The names are only shown for imported/exported functions: (func $stackRestore (;415;) (export "stackRestore") (param $var0 i32) (func $env._glClientWaitSync (;411;) (import "env" "_glClientWaitSync") (param i32 i32 i32 i32) (result i32))

So in the end you need numerical indexes to navigate.

sbc100 commented 1 month ago

I'm new to WASM, so not sure in which cases names are available. Here's how most functions look in a random WASM game (Unity, Emscripten):

Chromium / Firefox devtools: (func $func704 (param $var0 i32) (param $var1 i32)

.wat (func (;704;) (type 4) (param i32 i32)

If you build you module with a name section I think you will see the actual names here.

wasm-decompile: function f_caa(a:int, b:int) {

Ah... where is caa coming from here? It seems like this should be f_703 in the absence of a better/real name. Perhaps we should fix that?

The names are only shown for imported/exported functions: (func $stackRestore (;415;) (export "stackRestore") (param $var0 i32) (func $env._glClientWaitSync (;411;) (import "env" "_glClientWaitSync") (param i32 i32 i32 i32) (result i32))

So in the end you need numerical indexes to navigate.

import/exported names are just one way to give a function a name. The better way to to use the names section.

sbc100 commented 1 month ago

BTW, this change LGTM, with comments resolved.

python273 commented 1 month ago

If you build you module with a name section I think you will see the actual names here.

It's not my module and I don't have the source code :)

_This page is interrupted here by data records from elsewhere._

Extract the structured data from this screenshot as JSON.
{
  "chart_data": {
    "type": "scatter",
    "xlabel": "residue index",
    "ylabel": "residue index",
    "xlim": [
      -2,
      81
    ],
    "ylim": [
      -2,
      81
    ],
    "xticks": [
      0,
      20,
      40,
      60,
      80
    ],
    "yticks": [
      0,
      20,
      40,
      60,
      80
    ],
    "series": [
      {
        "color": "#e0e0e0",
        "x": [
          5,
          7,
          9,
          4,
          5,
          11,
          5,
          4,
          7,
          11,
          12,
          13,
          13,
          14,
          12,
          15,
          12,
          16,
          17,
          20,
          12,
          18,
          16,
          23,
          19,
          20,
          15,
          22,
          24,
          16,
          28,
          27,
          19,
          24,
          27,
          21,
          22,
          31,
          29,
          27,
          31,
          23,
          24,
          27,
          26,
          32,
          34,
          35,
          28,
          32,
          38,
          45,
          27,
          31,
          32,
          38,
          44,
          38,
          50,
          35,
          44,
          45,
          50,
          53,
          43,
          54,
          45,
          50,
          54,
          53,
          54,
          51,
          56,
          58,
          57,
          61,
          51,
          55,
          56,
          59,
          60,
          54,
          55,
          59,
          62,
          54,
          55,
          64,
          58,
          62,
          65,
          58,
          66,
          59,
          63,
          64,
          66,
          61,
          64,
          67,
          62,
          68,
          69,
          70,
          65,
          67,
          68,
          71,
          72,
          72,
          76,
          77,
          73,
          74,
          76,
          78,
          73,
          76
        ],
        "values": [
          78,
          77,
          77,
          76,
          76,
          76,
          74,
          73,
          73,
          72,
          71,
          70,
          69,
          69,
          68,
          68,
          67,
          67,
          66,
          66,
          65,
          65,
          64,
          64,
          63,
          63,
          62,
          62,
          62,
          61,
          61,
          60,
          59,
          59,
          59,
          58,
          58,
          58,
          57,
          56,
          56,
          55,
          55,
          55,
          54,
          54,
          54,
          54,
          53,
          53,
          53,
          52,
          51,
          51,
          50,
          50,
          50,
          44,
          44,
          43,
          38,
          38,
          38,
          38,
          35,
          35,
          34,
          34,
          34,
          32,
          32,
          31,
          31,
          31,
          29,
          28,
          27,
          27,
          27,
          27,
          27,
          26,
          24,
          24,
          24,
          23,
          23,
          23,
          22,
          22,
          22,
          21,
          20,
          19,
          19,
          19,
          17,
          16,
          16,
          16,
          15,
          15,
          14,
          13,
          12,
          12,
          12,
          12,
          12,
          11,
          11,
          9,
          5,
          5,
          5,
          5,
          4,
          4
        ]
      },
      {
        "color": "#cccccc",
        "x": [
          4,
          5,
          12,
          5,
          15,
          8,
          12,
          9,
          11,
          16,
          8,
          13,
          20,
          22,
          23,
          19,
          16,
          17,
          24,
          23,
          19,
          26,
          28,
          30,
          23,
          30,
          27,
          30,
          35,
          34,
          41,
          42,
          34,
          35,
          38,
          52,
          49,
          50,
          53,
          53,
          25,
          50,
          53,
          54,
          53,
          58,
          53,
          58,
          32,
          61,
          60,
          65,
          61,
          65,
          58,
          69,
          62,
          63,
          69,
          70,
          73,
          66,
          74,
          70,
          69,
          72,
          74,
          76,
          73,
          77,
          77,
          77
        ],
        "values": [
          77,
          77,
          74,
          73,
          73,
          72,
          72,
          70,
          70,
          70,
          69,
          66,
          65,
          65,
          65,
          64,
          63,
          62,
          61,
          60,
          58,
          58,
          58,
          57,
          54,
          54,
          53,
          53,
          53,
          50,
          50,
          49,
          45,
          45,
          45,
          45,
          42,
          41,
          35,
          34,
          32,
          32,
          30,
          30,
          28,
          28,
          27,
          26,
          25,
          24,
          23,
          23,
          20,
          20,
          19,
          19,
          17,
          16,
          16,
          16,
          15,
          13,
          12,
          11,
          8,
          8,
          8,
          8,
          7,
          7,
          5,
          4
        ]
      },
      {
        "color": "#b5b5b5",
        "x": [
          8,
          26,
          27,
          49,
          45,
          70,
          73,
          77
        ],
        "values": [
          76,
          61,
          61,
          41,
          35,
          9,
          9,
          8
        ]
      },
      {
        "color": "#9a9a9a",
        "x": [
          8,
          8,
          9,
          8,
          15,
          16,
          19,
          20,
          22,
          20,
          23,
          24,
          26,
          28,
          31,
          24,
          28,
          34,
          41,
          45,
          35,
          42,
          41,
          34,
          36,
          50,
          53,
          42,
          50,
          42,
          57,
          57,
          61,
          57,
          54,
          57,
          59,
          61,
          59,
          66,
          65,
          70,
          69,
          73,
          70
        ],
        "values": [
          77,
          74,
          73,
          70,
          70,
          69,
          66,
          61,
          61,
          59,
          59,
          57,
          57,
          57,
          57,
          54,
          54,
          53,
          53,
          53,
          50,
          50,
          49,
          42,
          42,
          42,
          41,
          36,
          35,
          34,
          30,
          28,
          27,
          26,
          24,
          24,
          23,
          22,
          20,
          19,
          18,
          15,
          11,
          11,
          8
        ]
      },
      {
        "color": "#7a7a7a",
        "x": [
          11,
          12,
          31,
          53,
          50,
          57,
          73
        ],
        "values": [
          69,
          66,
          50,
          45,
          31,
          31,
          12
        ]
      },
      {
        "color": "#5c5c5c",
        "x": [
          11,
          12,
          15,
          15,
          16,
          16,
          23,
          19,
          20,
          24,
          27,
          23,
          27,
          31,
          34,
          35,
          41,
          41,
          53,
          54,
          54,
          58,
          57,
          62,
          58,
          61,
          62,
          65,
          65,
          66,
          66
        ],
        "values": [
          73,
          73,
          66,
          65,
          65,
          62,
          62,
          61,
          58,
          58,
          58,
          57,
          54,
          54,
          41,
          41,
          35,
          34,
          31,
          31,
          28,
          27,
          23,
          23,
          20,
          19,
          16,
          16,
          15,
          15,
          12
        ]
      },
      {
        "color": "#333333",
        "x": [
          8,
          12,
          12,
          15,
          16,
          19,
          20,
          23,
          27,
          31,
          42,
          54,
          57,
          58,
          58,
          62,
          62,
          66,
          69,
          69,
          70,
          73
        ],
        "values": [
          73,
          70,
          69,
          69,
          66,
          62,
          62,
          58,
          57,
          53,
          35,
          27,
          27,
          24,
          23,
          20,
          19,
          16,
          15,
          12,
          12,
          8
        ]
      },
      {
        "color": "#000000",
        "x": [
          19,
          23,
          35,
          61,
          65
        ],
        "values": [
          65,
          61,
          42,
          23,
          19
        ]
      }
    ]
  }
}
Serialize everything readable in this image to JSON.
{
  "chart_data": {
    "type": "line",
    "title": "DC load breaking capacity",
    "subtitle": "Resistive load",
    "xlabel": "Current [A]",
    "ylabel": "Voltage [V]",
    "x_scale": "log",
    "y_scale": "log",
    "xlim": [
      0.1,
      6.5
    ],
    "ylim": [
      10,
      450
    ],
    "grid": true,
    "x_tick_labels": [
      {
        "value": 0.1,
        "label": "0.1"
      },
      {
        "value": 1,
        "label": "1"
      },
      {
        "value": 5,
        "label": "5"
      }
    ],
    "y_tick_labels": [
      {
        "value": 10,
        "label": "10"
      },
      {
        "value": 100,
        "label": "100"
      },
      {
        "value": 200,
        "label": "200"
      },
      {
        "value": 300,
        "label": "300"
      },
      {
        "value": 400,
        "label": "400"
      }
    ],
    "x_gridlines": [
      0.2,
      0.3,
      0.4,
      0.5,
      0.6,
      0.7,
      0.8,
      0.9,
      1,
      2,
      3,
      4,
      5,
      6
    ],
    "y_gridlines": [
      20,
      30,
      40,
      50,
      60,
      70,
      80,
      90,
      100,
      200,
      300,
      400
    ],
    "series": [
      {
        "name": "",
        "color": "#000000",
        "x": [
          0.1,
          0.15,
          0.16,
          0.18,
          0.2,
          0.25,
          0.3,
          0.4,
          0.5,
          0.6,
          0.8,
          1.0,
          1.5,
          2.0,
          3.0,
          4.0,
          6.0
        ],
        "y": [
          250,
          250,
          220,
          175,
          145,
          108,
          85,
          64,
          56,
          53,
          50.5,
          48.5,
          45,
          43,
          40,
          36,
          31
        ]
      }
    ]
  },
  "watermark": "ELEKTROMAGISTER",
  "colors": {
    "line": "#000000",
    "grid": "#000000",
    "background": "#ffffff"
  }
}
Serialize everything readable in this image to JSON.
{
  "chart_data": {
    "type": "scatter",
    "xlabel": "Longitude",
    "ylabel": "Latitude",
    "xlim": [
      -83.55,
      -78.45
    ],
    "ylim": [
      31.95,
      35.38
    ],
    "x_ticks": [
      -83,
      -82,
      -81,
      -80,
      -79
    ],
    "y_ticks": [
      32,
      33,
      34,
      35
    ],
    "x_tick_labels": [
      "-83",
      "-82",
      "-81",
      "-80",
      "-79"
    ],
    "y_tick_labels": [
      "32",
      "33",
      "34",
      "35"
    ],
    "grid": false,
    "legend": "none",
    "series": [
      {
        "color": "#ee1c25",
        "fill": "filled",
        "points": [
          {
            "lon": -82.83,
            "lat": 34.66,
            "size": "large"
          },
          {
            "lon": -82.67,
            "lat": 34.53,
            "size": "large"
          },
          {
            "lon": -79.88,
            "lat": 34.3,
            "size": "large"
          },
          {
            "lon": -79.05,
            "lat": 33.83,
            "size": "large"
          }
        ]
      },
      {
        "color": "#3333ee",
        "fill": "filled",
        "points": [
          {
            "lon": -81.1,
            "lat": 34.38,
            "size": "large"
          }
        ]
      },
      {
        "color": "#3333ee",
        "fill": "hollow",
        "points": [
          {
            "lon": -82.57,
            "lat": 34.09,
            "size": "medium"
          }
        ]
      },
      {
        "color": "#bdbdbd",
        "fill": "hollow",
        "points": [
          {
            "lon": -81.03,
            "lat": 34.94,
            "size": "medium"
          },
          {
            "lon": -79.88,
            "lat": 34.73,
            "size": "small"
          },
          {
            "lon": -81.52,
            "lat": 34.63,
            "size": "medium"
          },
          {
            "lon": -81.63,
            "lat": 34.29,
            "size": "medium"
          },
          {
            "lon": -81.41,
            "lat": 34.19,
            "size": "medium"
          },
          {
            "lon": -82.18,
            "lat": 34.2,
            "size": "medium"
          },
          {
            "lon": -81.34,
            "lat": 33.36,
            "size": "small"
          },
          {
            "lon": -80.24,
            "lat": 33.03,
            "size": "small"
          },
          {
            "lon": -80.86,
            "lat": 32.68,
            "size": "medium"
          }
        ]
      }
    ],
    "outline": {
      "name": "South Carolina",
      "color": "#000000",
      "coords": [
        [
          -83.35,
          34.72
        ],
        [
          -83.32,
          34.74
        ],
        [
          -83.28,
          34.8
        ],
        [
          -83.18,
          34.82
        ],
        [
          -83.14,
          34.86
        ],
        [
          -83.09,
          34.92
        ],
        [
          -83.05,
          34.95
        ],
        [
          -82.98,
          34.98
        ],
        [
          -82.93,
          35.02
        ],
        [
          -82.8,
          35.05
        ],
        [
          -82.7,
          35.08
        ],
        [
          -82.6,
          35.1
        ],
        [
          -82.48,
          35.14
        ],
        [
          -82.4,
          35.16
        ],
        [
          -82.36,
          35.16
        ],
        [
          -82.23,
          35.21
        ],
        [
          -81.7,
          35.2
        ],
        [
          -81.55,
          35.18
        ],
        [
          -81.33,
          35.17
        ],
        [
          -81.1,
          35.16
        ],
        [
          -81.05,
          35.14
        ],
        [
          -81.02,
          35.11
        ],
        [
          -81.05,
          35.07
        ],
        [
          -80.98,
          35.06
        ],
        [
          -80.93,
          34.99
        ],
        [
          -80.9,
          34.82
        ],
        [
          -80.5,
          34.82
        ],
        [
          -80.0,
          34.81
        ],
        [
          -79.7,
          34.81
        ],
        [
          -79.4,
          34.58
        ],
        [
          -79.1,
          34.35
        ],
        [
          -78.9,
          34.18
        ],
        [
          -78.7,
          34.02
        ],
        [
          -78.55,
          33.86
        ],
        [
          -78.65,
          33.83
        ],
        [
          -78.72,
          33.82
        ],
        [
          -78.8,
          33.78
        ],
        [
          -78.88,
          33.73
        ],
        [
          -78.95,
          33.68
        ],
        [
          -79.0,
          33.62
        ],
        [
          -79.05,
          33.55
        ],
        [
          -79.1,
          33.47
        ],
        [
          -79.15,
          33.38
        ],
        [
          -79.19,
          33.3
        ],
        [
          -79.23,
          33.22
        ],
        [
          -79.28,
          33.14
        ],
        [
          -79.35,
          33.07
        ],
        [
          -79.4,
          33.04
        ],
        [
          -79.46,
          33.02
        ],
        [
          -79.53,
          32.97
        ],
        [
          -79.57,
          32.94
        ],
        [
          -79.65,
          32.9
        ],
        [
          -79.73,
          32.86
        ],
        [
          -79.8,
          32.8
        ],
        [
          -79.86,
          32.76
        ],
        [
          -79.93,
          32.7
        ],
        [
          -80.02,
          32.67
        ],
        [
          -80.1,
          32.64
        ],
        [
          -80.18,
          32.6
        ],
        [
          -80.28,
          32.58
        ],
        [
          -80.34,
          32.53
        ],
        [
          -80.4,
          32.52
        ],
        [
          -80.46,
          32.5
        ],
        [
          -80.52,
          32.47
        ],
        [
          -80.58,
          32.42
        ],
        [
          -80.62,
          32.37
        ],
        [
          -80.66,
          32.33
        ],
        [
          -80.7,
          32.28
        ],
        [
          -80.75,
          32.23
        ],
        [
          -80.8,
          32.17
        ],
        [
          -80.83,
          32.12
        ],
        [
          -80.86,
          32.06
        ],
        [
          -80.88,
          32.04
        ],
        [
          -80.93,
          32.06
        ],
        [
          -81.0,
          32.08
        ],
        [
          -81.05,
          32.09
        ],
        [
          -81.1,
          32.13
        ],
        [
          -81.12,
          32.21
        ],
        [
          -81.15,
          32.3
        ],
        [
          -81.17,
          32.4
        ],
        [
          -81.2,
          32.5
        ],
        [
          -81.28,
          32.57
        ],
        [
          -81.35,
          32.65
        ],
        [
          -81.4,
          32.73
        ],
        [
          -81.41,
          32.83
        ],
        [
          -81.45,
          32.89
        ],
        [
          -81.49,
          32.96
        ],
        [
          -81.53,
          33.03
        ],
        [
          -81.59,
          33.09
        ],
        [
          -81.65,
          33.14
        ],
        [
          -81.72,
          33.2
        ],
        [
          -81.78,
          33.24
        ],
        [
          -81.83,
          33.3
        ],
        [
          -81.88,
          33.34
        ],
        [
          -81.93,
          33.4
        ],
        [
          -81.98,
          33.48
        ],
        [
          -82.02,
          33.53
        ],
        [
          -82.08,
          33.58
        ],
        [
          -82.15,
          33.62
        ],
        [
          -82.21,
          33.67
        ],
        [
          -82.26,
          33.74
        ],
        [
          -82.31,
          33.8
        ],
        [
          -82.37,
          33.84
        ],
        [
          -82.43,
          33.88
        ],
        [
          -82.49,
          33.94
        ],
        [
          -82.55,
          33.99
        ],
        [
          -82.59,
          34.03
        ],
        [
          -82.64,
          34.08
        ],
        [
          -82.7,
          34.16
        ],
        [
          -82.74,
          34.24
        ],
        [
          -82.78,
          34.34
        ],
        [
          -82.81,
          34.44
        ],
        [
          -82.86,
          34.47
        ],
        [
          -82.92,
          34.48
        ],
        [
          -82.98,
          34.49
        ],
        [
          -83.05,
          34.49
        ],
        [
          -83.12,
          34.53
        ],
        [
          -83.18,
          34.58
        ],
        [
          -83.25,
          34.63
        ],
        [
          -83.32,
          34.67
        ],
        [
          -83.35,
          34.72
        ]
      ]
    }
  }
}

Ah... where is caa coming from here? It seems like this should be f_703 in the absence of a better/real name. Perhaps we should fix that?

So I tried adding a cmd arg for NameOpts::None (#2477), but it turns it off for other things like variables or globals, making the output way less readable, as it becomes a mess of numbers. Maybe adding an option to turn it off only for function names might be nice, though alphabetic names seem better than 5 digit numbers, so not sure, opted for comments.

sbc100 commented 1 month ago

If you build you module with a name section I think you will see the actual names here.

It's not my module and I don't have the source code :)

In those cases I would hope the decompiler would put the function index into the name, not only in a comment.

Ah... where is caa coming from here? It seems like this should be f_703 in the absence of a better/real name. Perhaps we should fix that?

So I tried adding a cmd arg for NameOpts::None (#2477), but it turns it off for other things like variables or globals, making the output way less readable, as it becomes a mess of numbers.

So is caa just a made up string? Is that somehow less messy than using a number?

Maybe adding an option to turn it off only for function names might be nice, though alphabetic names seem better than 5 digit numbers, so not sure, opted for comments.

python273 commented 1 month ago

So is caa just a made up string?

It's generated from an index, so 704 = caa, 25 = z, 26 = aa, 27 = ba:

https://github.com/WebAssembly/wabt/blob/b15a13ef84b5a12aadeb1200521a89a2c95dce19/include/wabt/generate-names.h#L33-L42

Is that somehow less messy than using a number?

Just slightly easier to read/remember f_ficb instead of f37419. But yes, it'd be a good option to add, my main problem was finding the functions having an index from debugger, so a comment works well.

sbc100 commented 1 month ago

It's generated from an index, so 704 = caa, 25 = z, 26 = aa, 27 = ba:

Interesting! That seems like pointless obfuscation to me... why not put the useful information in the name?